Ладно, пусть будет так. К черту унылую, скучную вселенную Демиурга, этот мир лжи, ставший сутью, первоосновой того ходячего мертвеца, который назывался когда-то человечеством и не страшился называть вещи своими именами. К черту мир, в котором поклоняются посредственности и в котором какая-нибудь третьесортная шлюха из Уэстчестера превозносится больше, чем Исида, Афродита, Сафо, Дева Мария и моя тетушка Герти, вместе взятые.
Книгоиндустрия, которая предположительно должна была бы стать средством сближения меня и читателей, обернулась стеной мертвой культуры, разделившей живых. К черту Берлинскую стену и к черту Пинк гребаный Флойд. Если что и надо снести, то эту стену посредственности.
Да, пудели есть всякие. Но они больше не кусают.

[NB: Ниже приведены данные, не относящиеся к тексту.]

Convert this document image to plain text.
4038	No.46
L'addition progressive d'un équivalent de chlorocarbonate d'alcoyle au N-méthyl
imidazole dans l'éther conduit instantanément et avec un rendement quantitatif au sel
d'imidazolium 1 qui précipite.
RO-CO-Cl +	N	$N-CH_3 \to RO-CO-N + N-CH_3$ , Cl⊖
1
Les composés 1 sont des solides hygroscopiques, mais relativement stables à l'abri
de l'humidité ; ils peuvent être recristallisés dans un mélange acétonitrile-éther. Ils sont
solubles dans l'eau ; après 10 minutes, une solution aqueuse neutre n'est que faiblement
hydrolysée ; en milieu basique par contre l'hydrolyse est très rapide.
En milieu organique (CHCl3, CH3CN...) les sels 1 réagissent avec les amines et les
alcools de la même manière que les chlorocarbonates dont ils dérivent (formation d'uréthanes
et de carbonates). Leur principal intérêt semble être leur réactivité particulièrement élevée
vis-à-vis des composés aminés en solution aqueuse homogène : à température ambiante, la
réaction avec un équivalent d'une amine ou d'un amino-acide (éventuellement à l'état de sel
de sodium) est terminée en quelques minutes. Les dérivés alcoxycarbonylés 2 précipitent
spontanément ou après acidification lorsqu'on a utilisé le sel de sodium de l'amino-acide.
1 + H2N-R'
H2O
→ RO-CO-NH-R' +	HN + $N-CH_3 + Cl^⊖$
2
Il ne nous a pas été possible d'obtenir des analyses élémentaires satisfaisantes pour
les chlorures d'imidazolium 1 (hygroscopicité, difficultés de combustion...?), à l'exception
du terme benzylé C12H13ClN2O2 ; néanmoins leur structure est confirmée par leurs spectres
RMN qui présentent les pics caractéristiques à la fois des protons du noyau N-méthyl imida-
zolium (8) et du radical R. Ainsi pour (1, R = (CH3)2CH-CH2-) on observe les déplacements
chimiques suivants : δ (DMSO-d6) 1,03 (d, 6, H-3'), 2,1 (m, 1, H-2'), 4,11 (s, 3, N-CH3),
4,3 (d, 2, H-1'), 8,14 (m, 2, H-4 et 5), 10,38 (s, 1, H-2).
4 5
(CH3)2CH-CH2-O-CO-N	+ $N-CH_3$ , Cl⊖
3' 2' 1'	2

Так или иначе, как я уже сказал, вот тогда-то все и закончилось. Я даже не слышал тявканья пуделей вдали. Не было ничего, кроме молчания, странного молчания. Такое молчание имеет название только на загадочном, старинном языке мафии, известном — если известном вообще — как baccagghiu. Это слово stagghiacubbu, что на итальянском означает silenzio profondo.
В этом молчании, в этой глубокой тишине я понял, что если не смогу сделать то, что могу, и стать, таким образом, свободным в чистоте, благодарности и достоинстве, то способен, по крайней мере, пребывать свободным в чистоте, благодарности и достоинстве. Самого меня можно убрать, изгнать или запретить, но уничтожить мое достоинство по силам только мне самому.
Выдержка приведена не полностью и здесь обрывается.